The Speaker's Private Accounts
A NY Post article, printed two days ago, exposed the fact millions of our tax dollars have been set aside in phony accounts for later, quiet if not private, use. Since then, Speaker Christine Quinn has been on something of a hot seat.
We still don't know all the facts. What we appear to know so far is the following:
1. The law requires the City Council to allocate all funds at the beginning of the fiscal year.
2. Often, expenditures must be made during the fiscal year that were unanticipated at the beginning of that year.
3. Since at least 1988, the Council has set aside some money to provide for unanticipated costs. Recently, at least, that money was officially allocated to phony accounts.
4. The Speaker claims that she ordered this practice stopped and didn't know until very recently that her order was ignored.

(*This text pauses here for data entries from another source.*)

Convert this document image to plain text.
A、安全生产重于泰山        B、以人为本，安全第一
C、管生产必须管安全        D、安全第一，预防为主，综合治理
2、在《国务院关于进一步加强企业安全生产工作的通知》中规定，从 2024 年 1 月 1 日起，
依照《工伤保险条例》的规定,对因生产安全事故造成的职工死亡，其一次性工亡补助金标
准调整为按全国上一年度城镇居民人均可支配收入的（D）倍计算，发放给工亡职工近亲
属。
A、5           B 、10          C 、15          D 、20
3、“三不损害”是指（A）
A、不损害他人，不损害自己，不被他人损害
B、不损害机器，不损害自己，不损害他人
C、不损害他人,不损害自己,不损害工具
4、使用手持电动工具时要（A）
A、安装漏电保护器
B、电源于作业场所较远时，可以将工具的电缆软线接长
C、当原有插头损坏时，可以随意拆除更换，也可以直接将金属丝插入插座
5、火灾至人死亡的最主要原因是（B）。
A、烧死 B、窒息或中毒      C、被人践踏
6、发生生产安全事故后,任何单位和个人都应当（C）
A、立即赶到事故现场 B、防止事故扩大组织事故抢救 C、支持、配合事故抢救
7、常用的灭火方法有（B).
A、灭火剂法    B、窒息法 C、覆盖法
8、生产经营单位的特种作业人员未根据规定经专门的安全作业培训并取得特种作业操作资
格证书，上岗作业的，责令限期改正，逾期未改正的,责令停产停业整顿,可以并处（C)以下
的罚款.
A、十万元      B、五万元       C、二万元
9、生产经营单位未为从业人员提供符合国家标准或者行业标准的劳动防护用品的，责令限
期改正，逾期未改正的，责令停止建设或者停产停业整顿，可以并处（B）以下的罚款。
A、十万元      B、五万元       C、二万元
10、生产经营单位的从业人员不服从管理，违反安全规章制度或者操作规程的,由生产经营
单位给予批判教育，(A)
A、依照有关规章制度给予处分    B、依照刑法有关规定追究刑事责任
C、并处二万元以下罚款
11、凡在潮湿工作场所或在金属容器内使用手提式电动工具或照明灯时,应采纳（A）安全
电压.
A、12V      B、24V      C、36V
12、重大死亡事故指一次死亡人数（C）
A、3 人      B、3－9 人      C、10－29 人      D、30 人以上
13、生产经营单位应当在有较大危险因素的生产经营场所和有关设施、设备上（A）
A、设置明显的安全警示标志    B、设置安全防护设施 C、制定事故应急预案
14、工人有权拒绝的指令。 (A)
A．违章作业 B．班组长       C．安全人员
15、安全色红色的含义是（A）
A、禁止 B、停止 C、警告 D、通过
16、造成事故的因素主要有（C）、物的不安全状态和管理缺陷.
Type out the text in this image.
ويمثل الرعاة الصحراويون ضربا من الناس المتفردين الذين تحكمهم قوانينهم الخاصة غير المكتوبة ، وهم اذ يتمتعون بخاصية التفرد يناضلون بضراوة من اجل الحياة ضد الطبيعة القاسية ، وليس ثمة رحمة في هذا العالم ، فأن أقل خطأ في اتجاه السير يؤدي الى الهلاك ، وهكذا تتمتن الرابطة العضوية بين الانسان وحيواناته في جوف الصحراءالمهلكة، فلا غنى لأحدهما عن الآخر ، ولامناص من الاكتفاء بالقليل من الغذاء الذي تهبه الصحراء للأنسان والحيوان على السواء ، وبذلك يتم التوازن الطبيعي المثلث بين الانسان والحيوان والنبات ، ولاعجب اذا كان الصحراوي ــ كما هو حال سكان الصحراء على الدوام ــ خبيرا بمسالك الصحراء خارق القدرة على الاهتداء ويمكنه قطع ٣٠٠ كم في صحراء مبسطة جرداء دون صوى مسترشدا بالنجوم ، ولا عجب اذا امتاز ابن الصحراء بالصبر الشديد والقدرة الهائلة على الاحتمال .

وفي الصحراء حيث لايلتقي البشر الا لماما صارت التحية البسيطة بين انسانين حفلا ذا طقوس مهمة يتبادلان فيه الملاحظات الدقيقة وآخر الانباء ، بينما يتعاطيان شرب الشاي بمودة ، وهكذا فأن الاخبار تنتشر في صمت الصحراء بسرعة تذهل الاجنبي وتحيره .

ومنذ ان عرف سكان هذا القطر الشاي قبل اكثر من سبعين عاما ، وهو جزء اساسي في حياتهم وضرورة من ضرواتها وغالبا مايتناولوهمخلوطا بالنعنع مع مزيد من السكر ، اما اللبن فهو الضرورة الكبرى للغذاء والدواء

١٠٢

It appears that no laws were broken. But the Speaker has been embarrassed by this apparent failure to live up to her promise of a transparent budgetary process. Most editorial comments seem to be along the line that if she did order the practice stopped and her order was ignored she is ineffectual, and if she didn't actually make the order then her claim is a lie. In other words, she's politically screwed either way.
The problem is, so far only Charles Meara, Quinn's chief of staff, has come forward to back up her assertion that she had ordered the process stopped. In other words, even as the budget process is becoming more transparent, as Quinn promised to do, the workings of her own office have become more opaque.
It's not a pretty sight.
Let us suppose, for one minute, that Christine Quinn is telling the absolute truth -- that she found out about this procedure and ordered it stopped, only to be ignored by her own staff. In that case, it stands to reason that many staff members will shortly be fired, as they should be. According to the NY Times, she has already fired two top staffers -- although one of them, it seems, left to take another job three months ago and was not fired after all.
In addition, she should call for an audit of all moneys that went through these phony accounts, going back as far as the auditors can find. Let the public know exactly where this money went, what favors were done, and for whom. If she truly, completely cleared the air about this money, she could emerge not tainted by the whiff of scandal but strengthened by her handling of a difficult situation.
If she doesn't take strong, transparent actions in the wake of these revelations, she will be tainted, and any hope she has for higher office will be seriously damaged.